Vermont just joined the posse of states taking chemical regulation reform into their own hands in the face of inaction in Congress. Last week the Green Mountain State enacted a new law covering chemicals in children’s products. (A children’s product is defined as “any consumer product, marketed for use by, marketed to, sold, offered for sale, or distributed to children in the State of Vermont.”) The law, which is modeled on a similar program in Washington State, requires manufacturers of children’s products to report each chemical of high concern in such products. The statute sets out a list of 66 chemicals of high concern (including bisphenol A, various phthalates, and certain flame retardants) and authorizes the Commissioner of Health to add or remove chemicals from the list. The law goes further than Washington State’s program, though, adding the authority to regulate the sale or distribution of children’s products where exposures lead to certain listed adverse health effects. Those adverse effects include developmental toxicity, cancer, genetic damage, endocrine disruption, and various forms of systemic toxicity. In such circumstances, the Commissioner may ban the product or require labeling.
Now let’s give credit where credit is due; the Vermont program is a significant step forward in chemical regulation. It takes clear action regarding a specific set of chemicals. Unlike the California program, it is in this regard “shovel-ready;” no waiting as the state reviews and prioritizes thousands of chemicals. Unless the Commissioner of Health establishes a different schedule, come July of 2016 the notices will come rolling in. And the state will have the clear authority to prohibit toxic chemicals by systematic rulemaking, avoiding the chemical-by-chemical legislative process in place in most states. So we have two bites at the policy apple: an information disclosure regime that will hopefully leverage the marketplace to reduce risk and the backstop of direct regulation to deal with dangers that slip through the fingers of the market’s invisible hand.

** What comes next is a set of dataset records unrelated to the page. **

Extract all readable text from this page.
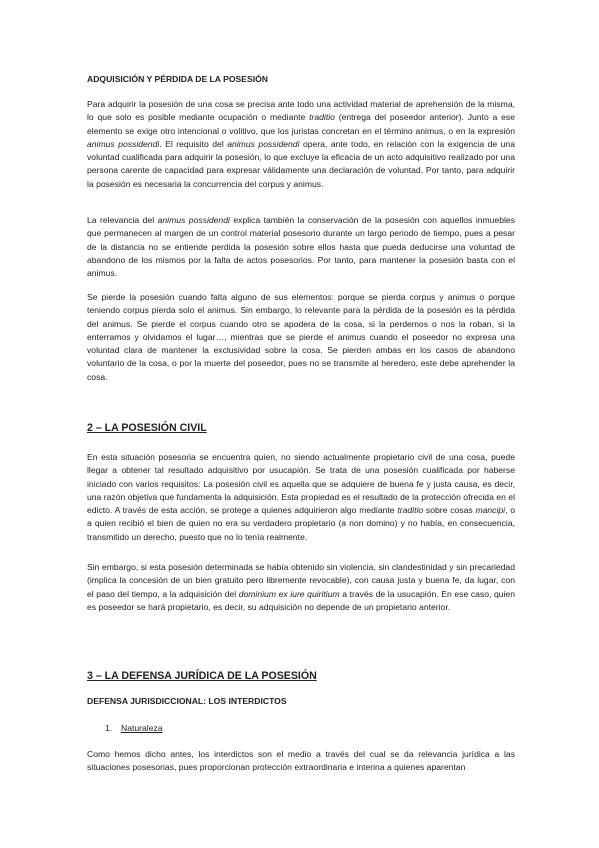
ADQUISICIÓN Y PÉRDIDA DE LA POSESIÓN

Para adquirir la posesión de una cosa se precisa ante todo una actividad material de aprehensión de la misma, lo que solo es posible mediante ocupación o mediante traditio (entrega del poseedor anterior). Junto a ese elemento se exige otro intencional o volitivo, que los juristas concretan en el término animus, o en la expresión animus possidendi. El requisito del animus possidendi opera, ante todo, en relación con la exigencia de una voluntad cualificada para adquirir la posesión, lo que excluye la eficacia de un acto adquisitivo realizado por una persona carente de capacidad para expresar válidamente una declaración de voluntad. Por tanto, para adquirir la posesión es necesaria la concurrencia del corpus y animus.

La relevancia del animus possidendi explica también la conservación de la posesión con aquellos inmuebles que permanecen al margen de un control material posesorio durante un largo periodo de tiempo, pues a pesar de la distancia no se entiende perdida la posesión sobre ellos hasta que pueda deducirse una voluntad de abandono de los mismos por la falta de actos posesorios. Por tanto, para mantener la posesión basta con el animus.

Se pierde la posesión cuando falta alguno de sus elementos: porque se pierda corpus y animus o porque teniendo corpus pierda solo el animus. Sin embargo, lo relevante para la pérdida de la posesión es la pérdida del animus. Se pierde el corpus cuando otro se apodera de la cosa, si la perdemos o nos la roban, si la enterramos y olvidamos el lugar…, mientras que se pierde el animus cuando el poseedor no expresa una voluntad clara de mantener la exclusividad sobre la cosa. Se pierden ambas en los casos de abandono voluntario de la cosa, o por la muerte del poseedor, pues no se transmite al heredero, este debe aprehender la cosa.

2 – LA POSESIÓN CIVIL

En esta situación posesoria se encuentra quien, no siendo actualmente propietario civil de una cosa, puede llegar a obtener tal resultado adquisitivo por usucapión. Se trata de una posesión cualificada por haberse iniciado con varios requisitos: La posesión civil es aquella que se adquiere de buena fe y justa causa, es decir, una razón objetiva que fundamenta la adquisición. Esta propiedad es el resultado de la protección ofrecida en el edicto. A través de esta acción, se protege a quienes adquirieron algo mediante traditio sobre cosas mancipi, o a quien recibió el bien de quien no era su verdadero propietario (a non domino) y no había, en consecuencia, transmitido un derecho, puesto que no lo tenía realmente.

Sin embargo, si esta posesión determinada se había obtenido sin violencia, sin clandestinidad y sin precariedad (implica la concesión de un bien gratuito pero libremente revocable), con causa justa y buena fe, da lugar, con el paso del tiempo, a la adquisición del dominium ex iure quiritium a través de la usucapión. En ese caso, quien es poseedor se hará propietario, es decir, su adquisición no depende de un propietario anterior.

3 – LA DEFENSA JURÍDICA DE LA POSESIÓN
DEFENSA JURISDICCIONAL: LOS INTERDICTOS
1. Naturaleza

Como hemos dicho antes, los interdictos son el medio a través del cual se da relevancia jurídica a las situaciones posesorias, pues proporcionan protección extraordinaria e interina a quienes aparentan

But—you just knew there was a “but” coming—perhaps more notable about this law is what it doesn’t do. Here are a few features that substantial diminish its likely impact:
- Despite aspirational language about “reducing exposure of its citizens and vulnerable populations, such as children, to toxic chemicals, particularly when safer alternatives exist,” Vermont’s new law is more about conventional risk assessment and management than prevention and safer alternatives. The bill as introduced essentially required manufacturers to demonstrate that there were no safer alternatives to the chemicals they used in children’s products. This would have aligned Vermont with the progressive European Union REACH regulation and California’s Safer Consumer products program. Instead the law as enacted places the burden on the Commissioner of Health to prove that the chemical is unsafe.
- The standard that the Commissioner must meet is potentially onerous. To regulate a chemical, the Commissioner must demonstrate that: (1) children will be exposed to a chemical of high concern in the product; and (2) a probability that . . . exposure could cause or contribute to one or more of the [listed] adverse health impacts.” The level of certainty implied in this formulation is troubling. Typically public health programs look for potential or threatened exposures rather than relying solely on showings of actual exposure. Likewise, the ambiguous reference to the “probability” that the exposure could “cause” disease will likely create substantial mischief, and will lead to either inaction by the agency or extensive litigation by affected stakeholders.
- The program appears to be underfunded. Although the original bill called for a meaningful fee of up to $5,000 for each notice submitted by a manufacturer, by the time of enactment that amount was carved down to just $200. The law does require the agency to submit a report to the legislature by 2015 regarding the annual cost of the program and an estimate of “additional funding that the Department may require to implement the chemicals of high concern to children program.” California took essentially the same tack, acknowledging in pre-enactment reports that further funding would be needed. But the California legislature never established dedicated funding to support the Safer Consumer Products program.
As Mick Jagger wisely observed, you can’t always get what you want. This is politics and compromise is almost always needed to move forward. The real question for the Vermont statute is whether the children of the state will get what they need.